Week 3: Teaching Machines to See

🎯 In this lesson, you will:

Understand how machines learn to “see” using labelled image data
Learn how to accurately annotate and label images
Explore real-world applications of computer vision, including a live hand detection demo

📂 Resources

👉 Lesson 3 Slides

👉 Lesson 3 Worksheet

🖍️ Starter Activity: Teach the Machine What You See

Tool: makesense.ai

(Download image pack in advance — animals, objects, or hand gestures)

🎯 Goal: Learn how machines understand images by manually labelling them.

Instructions:

Go to makesense.ai → click “Get Started”
Upload your sample images
Use the box tool to draw around objects and label them (e.g. dog, tree, hand)
Compare results in groups — did everyone label the same way?

💬 Discussion:

What was easy or tricky about labelling?
Why do you think this is such a crucial step for AI?
What happens if labels are messy, inconsistent, or incorrect?

🧠 Key Concepts:

Labelling: Adding human-readable tags to image content
Annotating: Drawing boxes (or polygons) to mark areas of interest in an image

🔎 Without high-quality labelled data, a machine learning model can’t learn to recognise patterns accurately!

Accurately labelled… and adorable

👀 Theory: What Is Computer Vision?

Computer vision is a field of machine learning where computers are trained to “see” and interpret visual information — like recognising shapes, objects, and people.

📌 This is often powered by a special kind of model called a convolutional neural network (CNN), designed to extract patterns from pixels.

🔍 Examples of computer vision in the real world:

Real-time hand or body gesture tracking
Identifying animals in wildlife camera footage
Diagnosing diseases from X-rays or MRIs
Self-driving car navigation
Monitoring deforestation via satellite images

⚡ Case Study 1: Teachable Plug

The teachable plug lets you train objects in your home to respond to your own movements - like turning on a radio with a dance move. It uses computer vision and machine learning to link actions to behaviours, all without needing to code.

👉 Teachable Plug

👓 Case Study 2: Seeing AI

Seeing AI is a free app that uses AI to describe the world for people who are blind or have low vision.
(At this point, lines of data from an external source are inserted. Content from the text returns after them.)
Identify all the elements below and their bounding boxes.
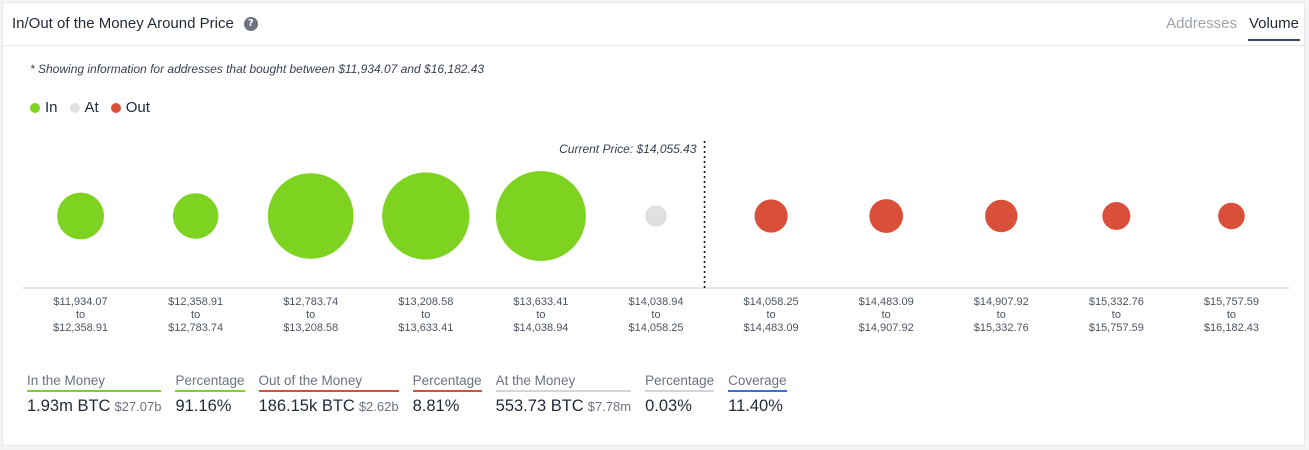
stat-coverage: Coverage 11.40% — [728, 373, 787, 416]
tick-label-upper: $14,058.25 — [628, 322, 683, 334]
bubble-at[interactable] — [645, 205, 667, 227]
bubble-in[interactable] — [57, 192, 104, 240]
legend-item-out[interactable]: Out — [110, 99, 150, 116]
tick-label-from: $12,358.91 — [168, 296, 223, 308]
header-divider — [3, 45, 1304, 46]
tick-label-upper: $12,783.74 — [168, 322, 223, 334]
bubble-out[interactable] — [1218, 202, 1245, 230]
legend-item-at[interactable]: At — [69, 99, 99, 116]
stat-label[interactable]: In the Money — [27, 373, 162, 392]
stat-value: 553.73 BTC $7.78m — [496, 397, 631, 416]
tick-label-to: to — [536, 309, 545, 321]
stat-label[interactable]: Percentage — [412, 373, 482, 392]
stat-value: 1.93m BTC $27.07b — [27, 397, 161, 416]
stat-value: 11.40% — [728, 397, 783, 415]
legend-label-out: Out — [125, 99, 150, 116]
tab-volume[interactable]: Volume — [1247, 15, 1300, 41]
tick-label-from: $11,934.07 — [53, 296, 107, 308]
bubble-out[interactable] — [869, 199, 904, 233]
bubble-out[interactable] — [754, 199, 788, 233]
stat-value-main: 1.93m BTC — [27, 397, 111, 415]
tick-label-from: $14,907.92 — [974, 296, 1029, 308]
stat-value-main: 186.15k BTC — [258, 397, 355, 415]
tick-label-to: to — [997, 309, 1006, 321]
current-price-label: Current Price: $14,055.43 — [559, 142, 697, 156]
tick-label-to: to — [766, 309, 775, 321]
tick-label-to: to — [306, 309, 315, 321]
tick-label-from: $15,757.59 — [1204, 296, 1259, 308]
tick-label-upper: $15,332.76 — [974, 322, 1029, 334]
stat-value: 186.15k BTC $2.62b — [259, 397, 399, 416]
tick-label-upper: $14,483.09 — [744, 322, 799, 334]
in-dot-icon — [30, 102, 40, 113]
stat-value-usd: $27.07b — [114, 399, 162, 414]
tick-label-upper: $13,633.41 — [398, 322, 453, 334]
stat-in-percentage: Percentage 91.16% — [175, 373, 245, 416]
stat-value-usd: $2.62b — [358, 399, 399, 414]
tick-label-upper: $14,907.92 — [859, 322, 914, 334]
stat-label[interactable]: Percentage — [645, 373, 715, 392]
tick-label-from: $13,633.41 — [513, 296, 568, 308]
tick-label-from: $15,332.76 — [1089, 296, 1144, 308]
bubble-chart: $11,934.07to$12,358.91$12,358.91to$12,78… — [23, 141, 1289, 334]
legend-item-in[interactable]: In — [30, 99, 58, 116]
tick-label-from: $14,058.25 — [744, 296, 799, 308]
stat-label[interactable]: Percentage — [175, 373, 245, 392]
stat-label[interactable]: At the Money — [495, 373, 632, 392]
tick-label-to: to — [651, 309, 660, 321]
tick-label-upper: $15,757.59 — [1089, 322, 1144, 334]
stat-label[interactable]: Coverage — [728, 373, 787, 392]
stat-at-the-money: At the Money 553.73 BTC $7.78m — [495, 373, 632, 416]
bubble-in[interactable] — [172, 193, 219, 239]
tick-label-to: to — [191, 309, 200, 321]
chart-legend: In At Out — [30, 99, 150, 116]
tick-label-to: to — [882, 309, 891, 321]
stat-out-percentage: Percentage 8.81% — [412, 373, 482, 416]
tick-label-from: $14,483.09 — [859, 296, 914, 308]
tick-label-to: to — [76, 309, 85, 321]
bubble-in[interactable] — [267, 173, 354, 259]
bubble-out[interactable] — [1102, 202, 1131, 230]
stat-value-usd: $7.78m — [587, 399, 632, 414]
tick-label-upper: $14,038.94 — [513, 322, 568, 334]
stat-at-percentage: Percentage 0.03% — [645, 373, 715, 416]
help-icon[interactable]: ? — [243, 16, 258, 31]
widget-title: In/Out of the Money Around Price ? — [12, 15, 258, 32]
at-dot-icon — [69, 102, 80, 113]
bubble-out[interactable] — [985, 199, 1018, 233]
stat-value: 8.81% — [412, 397, 460, 415]
stat-in-the-money: In the Money 1.93m BTC $27.07b — [27, 373, 162, 416]
widget-title-text: In/Out of the Money Around Price — [12, 15, 234, 32]
summary-stats: In the Money 1.93m BTC $27.07b Percentage… — [27, 373, 787, 416]
tick-label-from: $12,783.74 — [283, 296, 338, 308]
bubble-in[interactable] — [495, 171, 586, 261]
bubble-in[interactable] — [382, 172, 470, 260]
tick-label-from: $14,038.94 — [628, 296, 683, 308]
legend-label-in: In — [45, 99, 58, 116]
stat-value: 91.16% — [175, 397, 232, 415]
stat-value: 0.03% — [645, 397, 692, 415]
out-dot-icon — [110, 102, 121, 113]
tick-label-to: to — [1112, 309, 1121, 321]
tick-label-upper: $16,182.43 — [1204, 322, 1259, 334]
tab-addresses[interactable]: Addresses — [1166, 15, 1237, 32]
stat-value-main: 553.73 BTC — [495, 397, 584, 415]
stat-out-of-the-money: Out of the Money 186.15k BTC $2.62b — [258, 373, 399, 416]
tick-label-from: $13,208.58 — [398, 296, 453, 308]
tick-label-to: to — [421, 309, 430, 321]
view-tabs: Addresses Volume — [1165, 15, 1300, 41]
tick-label-upper: $12,358.91 — [53, 322, 108, 334]
tick-label-upper: $13,208.58 — [283, 322, 338, 334]
stat-label[interactable]: Out of the Money — [258, 373, 399, 392]
tick-label-to: to — [1227, 309, 1236, 321]
legend-label-at: At — [84, 99, 99, 116]
range-note: * Showing information for addresses that… — [30, 62, 485, 76]
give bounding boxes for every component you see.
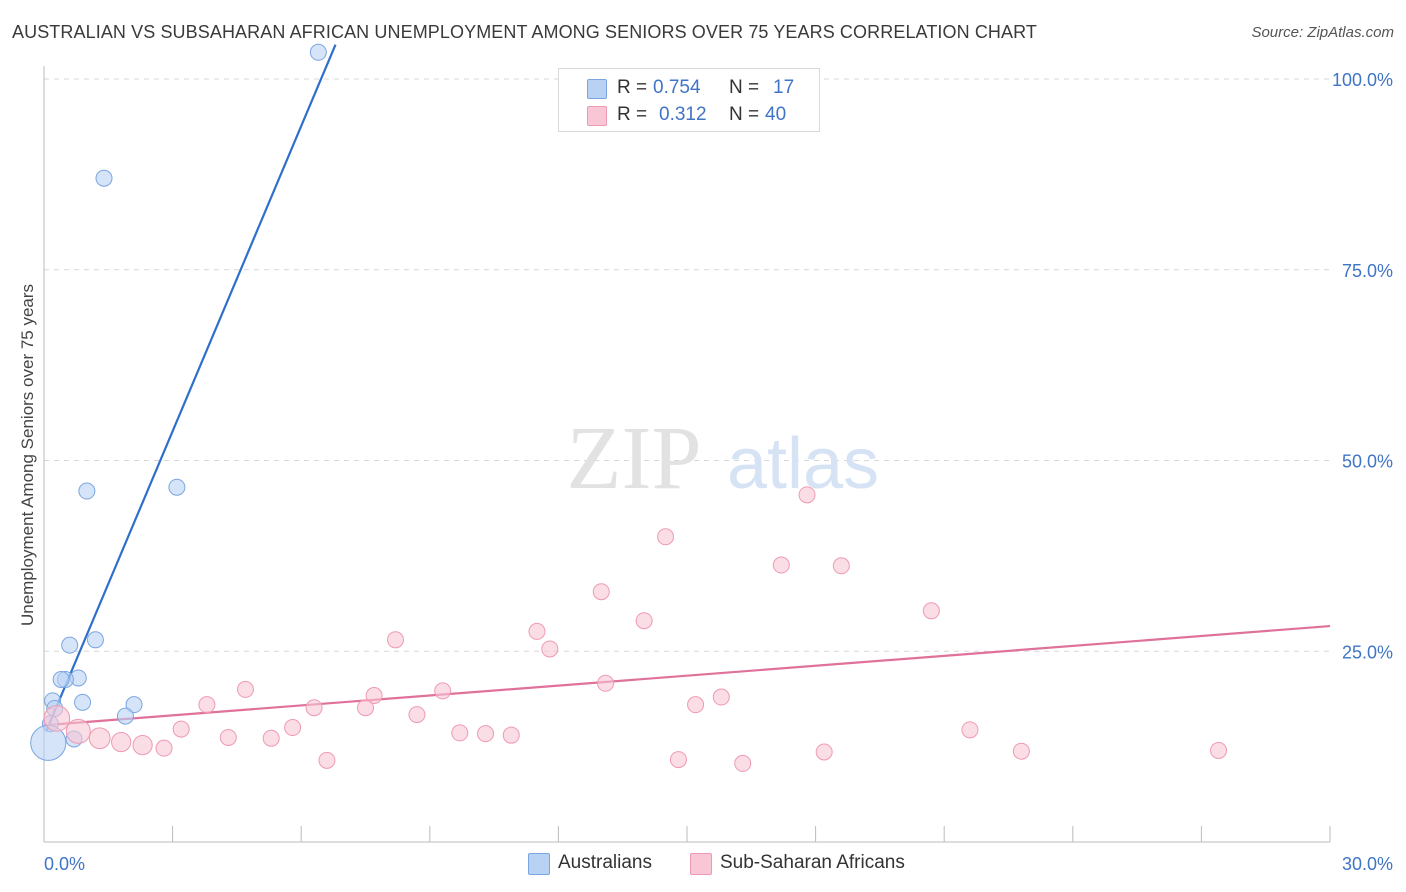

It helps with everyday tasks like reading text, identifying products, and describing photos.

Seeing AI - Talking Camera for the Blind

💭 Discussion: Why Is Image Detection Useful?

Some examples include:

Cancer screening
Self-driving cars
Wildlife monitoring
Satellite collision avoidance
Anti-missile systems
Augmented reality

🧠 Theory: Generalisation

Generalisation is how well a model performs on new, unseen data—like recognizing hands from different people, not just the ones it was trained on. A good model can adapt and work well beyond its training examples.

🧪 Activity: Real-Time Hand Detection

Tools:

Task: Try out both tools — either in pairs, small groups, or as a class.

💬 Questions to explore:

How many hands can be detected at once?
How accurate is the model?
Does it work differently depending on lighting or background?

🔧 Extension: Polygon Annotation

Optionally use polygon tool in makesense.ai to trace more complex shapes (e.g. leaves, hands). Compare the accuracy vs box labelling.

🪑 Philosopher’s Armchair

Take a moment to imagine and discuss:

What if machines could see and understand the world as humans do?
What might be the benefits or dangers of AI that “sees” everything?
How would society change if everyone could easily train AI to recognise things around them?
What ethical questions does computer vision raise?

⌚ Just a Minute!

Discuss in pairs/small groups:

What surprised you about how machines “see”?
Why is annotation so important for AI?
What AI vision application interests you the most - and why?